Move GitLab data integrity checks into default installation
Release notes
Problem to solve
Long-running installations of GitLab accumulate inconsistencies such as missing or orphaned files.
Orphaned files
Orphaned files are a result of a missing rails DB record for a file on storage. The file consumes storage unnecessarily since the missing DB record means it can never be accessed via GitLab.
Missing files
Missing files are instances where a file has been deleted from storage but the rails DB record was left behind. This can happen due to a bug in the implementation of a feature, the associated storage failing or being removed, or the files being deleted as they are no longer needed without removing the associated DB record. This can lead to a broken user experience where the files cannot be accessed via the GitLab interface
Impact on backups
The above types of issues can lead to backups failing, consuming more storage than needed and a general lack of trust in backed-up data due to inconsistencies where it may not be clear if the backup failed to backup the data or this was the state of the data at the time the backup was taken.
Compromises the Geo first-time experience
The first time Geo experience is compromised with these issues being flagged soon after setting up Geo. Geo runs a consistency check as part of its verification logic. By this time, it may be too late to recover any lost data and it prolongs the time to have a reliable and stable Geo deployment.
Delays infrastructure migrations
Some customers use Geo to migrate to new infrastructure. Typically this is performed on a tight timeline with limited headroom for troubleshooting issues since the customer is unaware of issues related to orphaned and missing files. When Geo identifies these issues, it takes days and sometimes weeks to resolve thus resulting in the customer missing their migration deadline. Until the root cause of the errors are identified, the customer runs the risk of losing data during the migration.
In general, the earlier these problems are caught the higher the chance the systems administrator is able to recover the data. There will be fewer errors each time and less overwhelming to tackle. It will also help detect a subset of malicious or unintentional deletions.
Intended users
User experience goal
- The integrity checks should run periodically and automatically in the background.
- The systems administrator will be able to view the results via a dashboard in the admin area of the UI.

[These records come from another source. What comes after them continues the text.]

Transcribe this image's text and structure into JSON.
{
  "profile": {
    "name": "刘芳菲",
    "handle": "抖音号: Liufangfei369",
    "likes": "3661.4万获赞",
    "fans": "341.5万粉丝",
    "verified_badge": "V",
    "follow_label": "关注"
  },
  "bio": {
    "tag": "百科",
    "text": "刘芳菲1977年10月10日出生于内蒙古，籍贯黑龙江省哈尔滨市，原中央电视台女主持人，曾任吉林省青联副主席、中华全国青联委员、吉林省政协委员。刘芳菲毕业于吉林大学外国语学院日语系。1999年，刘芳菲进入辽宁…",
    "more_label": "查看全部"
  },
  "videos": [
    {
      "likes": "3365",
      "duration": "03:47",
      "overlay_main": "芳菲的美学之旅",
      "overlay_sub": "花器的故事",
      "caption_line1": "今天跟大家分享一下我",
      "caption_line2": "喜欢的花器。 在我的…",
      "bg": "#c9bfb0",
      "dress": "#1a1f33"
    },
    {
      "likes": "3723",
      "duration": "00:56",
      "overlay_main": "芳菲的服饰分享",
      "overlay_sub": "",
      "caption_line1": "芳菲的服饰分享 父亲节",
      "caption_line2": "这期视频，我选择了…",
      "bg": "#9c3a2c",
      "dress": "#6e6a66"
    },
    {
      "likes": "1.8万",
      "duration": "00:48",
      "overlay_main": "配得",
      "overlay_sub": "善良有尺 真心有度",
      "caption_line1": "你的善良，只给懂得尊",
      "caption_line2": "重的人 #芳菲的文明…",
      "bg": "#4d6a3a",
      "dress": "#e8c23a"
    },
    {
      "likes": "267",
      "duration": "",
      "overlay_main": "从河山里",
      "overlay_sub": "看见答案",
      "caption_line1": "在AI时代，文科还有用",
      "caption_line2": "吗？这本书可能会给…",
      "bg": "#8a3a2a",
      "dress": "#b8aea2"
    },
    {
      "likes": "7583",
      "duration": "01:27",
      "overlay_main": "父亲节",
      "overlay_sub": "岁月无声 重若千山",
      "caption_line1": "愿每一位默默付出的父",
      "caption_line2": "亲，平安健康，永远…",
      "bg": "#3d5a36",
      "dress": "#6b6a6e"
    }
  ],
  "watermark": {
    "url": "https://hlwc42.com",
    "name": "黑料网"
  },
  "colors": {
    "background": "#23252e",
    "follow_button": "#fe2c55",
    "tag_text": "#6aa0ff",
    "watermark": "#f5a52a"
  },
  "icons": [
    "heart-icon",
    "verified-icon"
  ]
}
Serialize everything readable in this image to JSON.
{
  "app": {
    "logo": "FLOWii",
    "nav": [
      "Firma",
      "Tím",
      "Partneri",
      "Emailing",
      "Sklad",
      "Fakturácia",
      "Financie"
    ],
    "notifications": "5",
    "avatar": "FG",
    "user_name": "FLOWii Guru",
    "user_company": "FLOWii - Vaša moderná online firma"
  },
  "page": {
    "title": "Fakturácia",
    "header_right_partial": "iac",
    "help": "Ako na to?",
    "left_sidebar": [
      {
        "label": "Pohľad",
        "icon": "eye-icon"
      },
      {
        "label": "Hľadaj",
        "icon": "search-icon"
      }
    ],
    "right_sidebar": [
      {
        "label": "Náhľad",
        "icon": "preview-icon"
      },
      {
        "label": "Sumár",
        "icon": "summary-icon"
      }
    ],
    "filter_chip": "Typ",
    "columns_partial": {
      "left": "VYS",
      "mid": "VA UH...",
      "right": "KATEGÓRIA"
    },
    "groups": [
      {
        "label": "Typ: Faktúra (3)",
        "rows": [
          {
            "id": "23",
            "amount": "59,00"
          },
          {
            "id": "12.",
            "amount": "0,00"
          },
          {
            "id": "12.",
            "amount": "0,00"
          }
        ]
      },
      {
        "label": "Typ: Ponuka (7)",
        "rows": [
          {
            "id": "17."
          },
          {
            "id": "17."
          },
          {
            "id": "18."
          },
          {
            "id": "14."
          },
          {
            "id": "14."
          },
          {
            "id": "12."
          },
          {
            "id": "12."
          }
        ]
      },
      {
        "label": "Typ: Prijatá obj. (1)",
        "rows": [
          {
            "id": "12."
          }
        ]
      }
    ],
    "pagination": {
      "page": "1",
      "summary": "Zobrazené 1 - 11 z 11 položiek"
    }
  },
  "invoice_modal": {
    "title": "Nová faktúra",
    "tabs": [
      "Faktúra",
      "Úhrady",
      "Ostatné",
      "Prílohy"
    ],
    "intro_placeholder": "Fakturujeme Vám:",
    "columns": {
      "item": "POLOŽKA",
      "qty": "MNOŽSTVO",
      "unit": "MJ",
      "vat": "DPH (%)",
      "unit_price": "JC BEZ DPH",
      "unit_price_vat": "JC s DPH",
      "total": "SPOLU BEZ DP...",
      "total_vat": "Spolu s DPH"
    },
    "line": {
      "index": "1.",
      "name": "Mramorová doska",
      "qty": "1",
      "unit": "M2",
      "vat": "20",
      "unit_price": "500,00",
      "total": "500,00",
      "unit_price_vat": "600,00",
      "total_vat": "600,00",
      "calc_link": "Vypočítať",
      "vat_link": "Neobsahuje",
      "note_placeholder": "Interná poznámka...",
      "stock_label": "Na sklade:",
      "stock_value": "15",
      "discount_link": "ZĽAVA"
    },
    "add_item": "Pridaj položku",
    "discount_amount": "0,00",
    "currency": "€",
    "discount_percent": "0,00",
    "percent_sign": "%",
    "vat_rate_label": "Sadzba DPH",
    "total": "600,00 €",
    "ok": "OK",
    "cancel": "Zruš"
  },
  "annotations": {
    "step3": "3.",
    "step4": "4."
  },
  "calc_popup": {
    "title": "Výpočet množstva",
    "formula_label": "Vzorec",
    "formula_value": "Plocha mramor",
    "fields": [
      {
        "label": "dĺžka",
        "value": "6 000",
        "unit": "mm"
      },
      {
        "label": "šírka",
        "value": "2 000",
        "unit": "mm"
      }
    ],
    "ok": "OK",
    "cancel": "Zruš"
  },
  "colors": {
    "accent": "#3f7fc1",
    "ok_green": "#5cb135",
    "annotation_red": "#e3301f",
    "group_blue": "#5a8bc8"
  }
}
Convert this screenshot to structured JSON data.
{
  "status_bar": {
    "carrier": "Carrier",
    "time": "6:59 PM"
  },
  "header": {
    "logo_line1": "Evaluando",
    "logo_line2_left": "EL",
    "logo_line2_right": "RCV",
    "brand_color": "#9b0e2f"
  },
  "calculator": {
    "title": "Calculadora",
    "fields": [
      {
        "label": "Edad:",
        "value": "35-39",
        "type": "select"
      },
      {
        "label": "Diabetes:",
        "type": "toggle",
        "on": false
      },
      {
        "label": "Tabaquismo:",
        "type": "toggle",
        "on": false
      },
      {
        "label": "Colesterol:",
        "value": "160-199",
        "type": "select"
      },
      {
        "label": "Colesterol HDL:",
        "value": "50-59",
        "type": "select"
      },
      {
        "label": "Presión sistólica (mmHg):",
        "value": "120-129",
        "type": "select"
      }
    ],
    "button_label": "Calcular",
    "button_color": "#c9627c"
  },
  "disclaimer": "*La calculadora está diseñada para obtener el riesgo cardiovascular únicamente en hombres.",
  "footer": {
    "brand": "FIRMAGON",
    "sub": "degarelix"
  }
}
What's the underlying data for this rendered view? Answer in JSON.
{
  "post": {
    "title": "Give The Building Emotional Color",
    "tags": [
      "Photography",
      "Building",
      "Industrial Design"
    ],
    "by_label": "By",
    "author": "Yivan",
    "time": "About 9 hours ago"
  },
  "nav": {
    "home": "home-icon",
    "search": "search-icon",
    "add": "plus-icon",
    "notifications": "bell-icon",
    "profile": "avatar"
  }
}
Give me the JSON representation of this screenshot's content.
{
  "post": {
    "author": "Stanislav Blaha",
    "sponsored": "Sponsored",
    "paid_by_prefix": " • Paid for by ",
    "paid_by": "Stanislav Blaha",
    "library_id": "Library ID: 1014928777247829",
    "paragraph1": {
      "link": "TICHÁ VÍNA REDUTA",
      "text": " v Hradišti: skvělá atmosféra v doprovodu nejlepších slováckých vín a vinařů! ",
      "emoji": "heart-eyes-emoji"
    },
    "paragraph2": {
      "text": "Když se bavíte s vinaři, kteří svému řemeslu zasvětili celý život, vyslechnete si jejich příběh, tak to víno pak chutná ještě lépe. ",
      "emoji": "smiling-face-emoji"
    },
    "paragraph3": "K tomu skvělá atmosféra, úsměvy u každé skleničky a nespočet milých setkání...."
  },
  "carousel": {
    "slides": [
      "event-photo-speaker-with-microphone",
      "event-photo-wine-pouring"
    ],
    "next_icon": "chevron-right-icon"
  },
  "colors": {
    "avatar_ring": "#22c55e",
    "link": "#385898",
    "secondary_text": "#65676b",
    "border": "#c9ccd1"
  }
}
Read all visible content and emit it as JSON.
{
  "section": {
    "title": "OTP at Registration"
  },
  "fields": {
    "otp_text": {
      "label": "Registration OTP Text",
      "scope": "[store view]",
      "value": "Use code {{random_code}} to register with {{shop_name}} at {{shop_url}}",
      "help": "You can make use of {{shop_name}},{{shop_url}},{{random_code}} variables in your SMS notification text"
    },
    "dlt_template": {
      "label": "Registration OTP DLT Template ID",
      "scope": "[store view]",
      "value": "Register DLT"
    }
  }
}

- The summary of the results will also be available via the console (similar to Geo)
Proposal
Geo can already verify the integrity of GitLab data through its verification logic on the primary Geo site. It typically flags missing and orphaned files and other inconsistencies in the data as a verification failure.
Moving this functionality to the default non-Geo installation.
-
Have it as a configurable setting, on by default.
-
It will have a UI similar to that on the Geo dashboard for the primary site with the additional ability to drill down into each component (similar to the Geo replica view).
-
It will be possible to filter objects according to their verification state; verified, pending, failed.
-
It will show the reason for any failures guiding the systems administrator to resolving the problem.
-
It will show the last time an object was verified
-
The verification interval is configurable (similar to Geo)
-
Since verification can consume resources, the concurrency of verification will be configurable (similar to Geo)
Permissions and Security
The dashboard related to this feature will be in the Admin Area
and accessible to anyone with GitLab administrator permissions.
Documentation
Document feature as a new page under menu Administer --> Maintain your installation.
Availability & Testing
Available Tier
- Premium
- Ultimate
Feature Usage Metrics
TBD
What does success look like, and how can we measure that?
We will see a lower occurrence of support cases related to orphaned and missing files.
Fewer geo-assisted migration escalations.
What is the type of buyer?
Is this a cross-stage feature?
TBD